Automate pharmaceutical quality control by building a two-stage computer vision pipeline using Roboflow's RF-DETR and a VLM to detect and classify tablet defects.

On a tablet production line running millions of units per shift, capping, lamination, chipping, and cracking occur regularly as part of day-to-day manufacturing challenges. They are recurring quality issues that can build up unnoticed until a batch is flagged, a shipment is delayed, or a recall is triggered.

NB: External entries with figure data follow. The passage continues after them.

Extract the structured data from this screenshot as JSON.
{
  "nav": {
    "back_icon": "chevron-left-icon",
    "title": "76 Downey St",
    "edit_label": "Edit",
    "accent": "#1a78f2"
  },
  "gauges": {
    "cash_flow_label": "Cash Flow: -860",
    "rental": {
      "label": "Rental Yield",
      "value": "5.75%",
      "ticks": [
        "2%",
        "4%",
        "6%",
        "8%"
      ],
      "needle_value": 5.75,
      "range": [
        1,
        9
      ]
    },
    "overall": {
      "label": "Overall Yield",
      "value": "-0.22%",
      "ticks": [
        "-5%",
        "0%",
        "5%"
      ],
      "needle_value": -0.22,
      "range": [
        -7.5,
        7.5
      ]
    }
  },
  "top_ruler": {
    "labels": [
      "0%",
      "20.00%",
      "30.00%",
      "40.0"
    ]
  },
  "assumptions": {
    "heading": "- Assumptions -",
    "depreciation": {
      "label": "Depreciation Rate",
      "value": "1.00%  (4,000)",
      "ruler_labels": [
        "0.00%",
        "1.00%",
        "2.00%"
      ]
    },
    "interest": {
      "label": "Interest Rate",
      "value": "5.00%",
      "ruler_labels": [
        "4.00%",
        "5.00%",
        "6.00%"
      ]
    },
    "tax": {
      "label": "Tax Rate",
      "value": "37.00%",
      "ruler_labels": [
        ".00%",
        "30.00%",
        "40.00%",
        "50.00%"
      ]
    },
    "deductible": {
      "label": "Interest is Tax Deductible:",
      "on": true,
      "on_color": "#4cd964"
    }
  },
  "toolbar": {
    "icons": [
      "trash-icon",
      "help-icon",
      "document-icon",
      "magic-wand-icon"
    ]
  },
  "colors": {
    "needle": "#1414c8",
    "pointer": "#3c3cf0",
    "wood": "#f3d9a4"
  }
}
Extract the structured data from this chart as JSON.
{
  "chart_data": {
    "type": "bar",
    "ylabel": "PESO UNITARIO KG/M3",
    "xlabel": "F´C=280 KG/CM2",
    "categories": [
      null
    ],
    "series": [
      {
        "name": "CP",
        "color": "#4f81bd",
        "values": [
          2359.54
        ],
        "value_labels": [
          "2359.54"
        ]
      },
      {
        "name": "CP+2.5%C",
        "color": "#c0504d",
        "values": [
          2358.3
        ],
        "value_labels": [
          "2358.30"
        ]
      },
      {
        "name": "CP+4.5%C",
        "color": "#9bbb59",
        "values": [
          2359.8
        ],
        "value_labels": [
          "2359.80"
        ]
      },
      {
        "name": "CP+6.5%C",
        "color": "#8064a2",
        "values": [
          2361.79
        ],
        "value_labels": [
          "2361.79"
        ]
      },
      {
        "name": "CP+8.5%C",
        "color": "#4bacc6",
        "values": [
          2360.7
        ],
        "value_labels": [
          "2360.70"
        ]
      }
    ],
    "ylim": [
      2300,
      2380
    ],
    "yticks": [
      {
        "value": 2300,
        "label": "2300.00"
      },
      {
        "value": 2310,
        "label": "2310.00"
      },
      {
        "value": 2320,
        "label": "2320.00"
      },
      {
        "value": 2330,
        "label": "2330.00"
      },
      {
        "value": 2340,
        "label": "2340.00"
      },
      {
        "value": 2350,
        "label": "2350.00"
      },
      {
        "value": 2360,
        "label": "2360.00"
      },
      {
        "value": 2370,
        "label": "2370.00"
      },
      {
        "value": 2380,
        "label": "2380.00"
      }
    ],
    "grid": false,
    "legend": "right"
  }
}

The harder problem is detecting defects and understanding exactly what went wrong. A crack and a lamination defect may look similar at first glance, yet they stem from different root causes, carry different levels of risk, and require different corrective actions. An inspection system that only labels a tablet as defective without identifying the defect type leaves quality teams with only part of the information they need.

This tutorial builds a two-stage inspection pipeline: a trained RF-DETR model locates every tablet, and a vision language model classifies the defect type on each crop. A Custom Python Block turns those classifications into a pass or fail verdict with a structured report.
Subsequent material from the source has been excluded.